A warrant allowing a law enforcement officer to draw a fourth-time OWI offender’s blood was affirmed by the Wisconsin Supreme Court Wednesday.
The majority opinion delivered by Justice Brian Hagedorn, the court concluded that the probable cause warrant issued by Kenosha County Circuit Court Judge Bruce Schroeder was justified despite the circuit court backpedaling on that issued warrant during trial.
On May 25, 2014, Valiant Green was arrested at his home and charged for his fourth offense operating while intoxicated and fourth offense prohibited alcohol concentration. According to the court documents, Green refused to perform field sobriety tests and submit to a preliminary breath test. Kenosha County Police Officer Mark Poffenberger requested the blood draw warrant that was ultimately issued by Judge Schroeder. The results indicated a blood alcohol level of 0.214 g/100 mL, well over the legal limit. Green moved to suppress the results at trial alleging the warrant was deficient, his motion subsequently denied by the circuit court.

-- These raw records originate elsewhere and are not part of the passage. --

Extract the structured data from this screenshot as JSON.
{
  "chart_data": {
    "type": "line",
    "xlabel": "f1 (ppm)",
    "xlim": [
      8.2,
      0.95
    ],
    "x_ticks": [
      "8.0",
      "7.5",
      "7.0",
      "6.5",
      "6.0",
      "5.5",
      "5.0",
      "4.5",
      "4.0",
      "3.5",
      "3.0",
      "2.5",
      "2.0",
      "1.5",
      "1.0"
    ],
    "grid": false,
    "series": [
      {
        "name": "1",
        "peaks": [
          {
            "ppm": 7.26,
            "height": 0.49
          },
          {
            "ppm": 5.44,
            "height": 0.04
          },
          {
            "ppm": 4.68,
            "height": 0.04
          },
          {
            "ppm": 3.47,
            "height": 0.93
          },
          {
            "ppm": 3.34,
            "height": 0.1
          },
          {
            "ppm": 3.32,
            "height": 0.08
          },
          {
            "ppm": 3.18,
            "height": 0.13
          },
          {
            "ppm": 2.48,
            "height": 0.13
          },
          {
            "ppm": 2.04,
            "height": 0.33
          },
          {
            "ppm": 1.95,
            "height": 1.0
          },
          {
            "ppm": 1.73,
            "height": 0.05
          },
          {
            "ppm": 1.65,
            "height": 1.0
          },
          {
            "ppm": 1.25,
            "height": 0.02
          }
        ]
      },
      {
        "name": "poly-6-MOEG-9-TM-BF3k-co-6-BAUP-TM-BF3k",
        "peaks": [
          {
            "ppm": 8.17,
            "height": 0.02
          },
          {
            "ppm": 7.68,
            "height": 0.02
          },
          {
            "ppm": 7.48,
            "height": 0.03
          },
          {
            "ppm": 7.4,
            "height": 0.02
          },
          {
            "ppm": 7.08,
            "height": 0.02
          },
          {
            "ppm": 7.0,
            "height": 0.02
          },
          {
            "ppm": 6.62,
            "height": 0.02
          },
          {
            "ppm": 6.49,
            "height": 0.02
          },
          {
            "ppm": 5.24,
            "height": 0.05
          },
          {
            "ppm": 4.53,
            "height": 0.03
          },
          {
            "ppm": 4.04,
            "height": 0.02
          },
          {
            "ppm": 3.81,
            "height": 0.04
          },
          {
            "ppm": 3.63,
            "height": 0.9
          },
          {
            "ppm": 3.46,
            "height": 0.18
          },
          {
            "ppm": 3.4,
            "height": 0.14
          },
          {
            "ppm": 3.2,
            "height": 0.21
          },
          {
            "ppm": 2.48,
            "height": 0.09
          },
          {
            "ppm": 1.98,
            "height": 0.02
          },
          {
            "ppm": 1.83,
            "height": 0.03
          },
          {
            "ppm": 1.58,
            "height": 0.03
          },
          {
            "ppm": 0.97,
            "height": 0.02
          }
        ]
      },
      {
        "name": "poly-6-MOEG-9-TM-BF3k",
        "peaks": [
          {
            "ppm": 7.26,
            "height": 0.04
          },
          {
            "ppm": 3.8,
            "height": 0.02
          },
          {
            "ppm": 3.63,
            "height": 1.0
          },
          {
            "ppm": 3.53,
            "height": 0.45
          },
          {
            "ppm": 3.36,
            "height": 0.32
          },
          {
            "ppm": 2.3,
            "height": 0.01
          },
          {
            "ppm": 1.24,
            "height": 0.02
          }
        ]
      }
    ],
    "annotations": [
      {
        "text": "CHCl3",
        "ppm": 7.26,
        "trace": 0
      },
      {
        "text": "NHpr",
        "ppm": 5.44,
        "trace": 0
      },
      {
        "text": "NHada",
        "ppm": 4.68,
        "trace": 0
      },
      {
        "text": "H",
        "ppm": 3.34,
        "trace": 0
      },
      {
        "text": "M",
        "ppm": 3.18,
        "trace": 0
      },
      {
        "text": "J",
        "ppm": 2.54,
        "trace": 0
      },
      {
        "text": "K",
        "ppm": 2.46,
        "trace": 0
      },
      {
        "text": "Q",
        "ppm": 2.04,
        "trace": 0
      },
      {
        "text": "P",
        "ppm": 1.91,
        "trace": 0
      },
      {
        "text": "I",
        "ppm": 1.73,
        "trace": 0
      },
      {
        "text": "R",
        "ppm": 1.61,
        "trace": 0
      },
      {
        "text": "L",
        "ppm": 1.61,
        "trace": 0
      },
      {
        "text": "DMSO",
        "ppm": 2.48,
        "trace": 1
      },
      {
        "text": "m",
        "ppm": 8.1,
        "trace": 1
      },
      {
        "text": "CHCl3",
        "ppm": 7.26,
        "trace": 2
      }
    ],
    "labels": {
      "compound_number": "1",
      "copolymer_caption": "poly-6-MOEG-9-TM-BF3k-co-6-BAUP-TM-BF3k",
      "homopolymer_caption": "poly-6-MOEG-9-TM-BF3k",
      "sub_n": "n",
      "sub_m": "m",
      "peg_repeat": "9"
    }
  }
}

At trial, a jury found Green guilty of the OWI and PAC charges, but the OWI count was dismissed at the State’s request and a judgment entered against Green for the PAC count. The court of appeals affirmed this decision which led to Green petitioning for the high court’s review.
Green’s argument in his review petition indicated that Officer Poffenberger’s distinction of “driveway” on the warrant paperwork indicates that Green only operated within the confines of his own property and the evidence for a warrant was not sufficient due to Wis. Stat. §346.63(1)(a), (1)(b) “not apply to private parking areas at . . . single-family residences.” However, with the evidence of a citizen witness and additional support from the original affidavit infer that Green drove on a public road, invalidating his argument, according to the majority opinion.
Even though the circuit court later disagreed with its own decision to issue the warrant, the Supreme Court did not allow that to alter the scope of its review or decision in this case.
Only Justice Ann Walsh Bradley dissented, stating, “Green’s Fourth Amendment right protecting him against unreasonable searches was violated when law enforcement drew his blood based on a search warrant that wholly lacked probable cause.”
Justice Bradley would go on to describe that probable cause was inferred when there was not enough evidence to support it given the location filled in on the officer’s preprinted form. The form indicates an preprinted “at” and Office Poffenberger filled out the “driveway of [Green’s home address].” That information alone caused Judge Schroeder to admit “I did make an error in not frankly asking the officer” for “more data.”
Justice Bradley argued, “Confronted with the absence of probable cause here, the majority contrives to manufacture its presence.”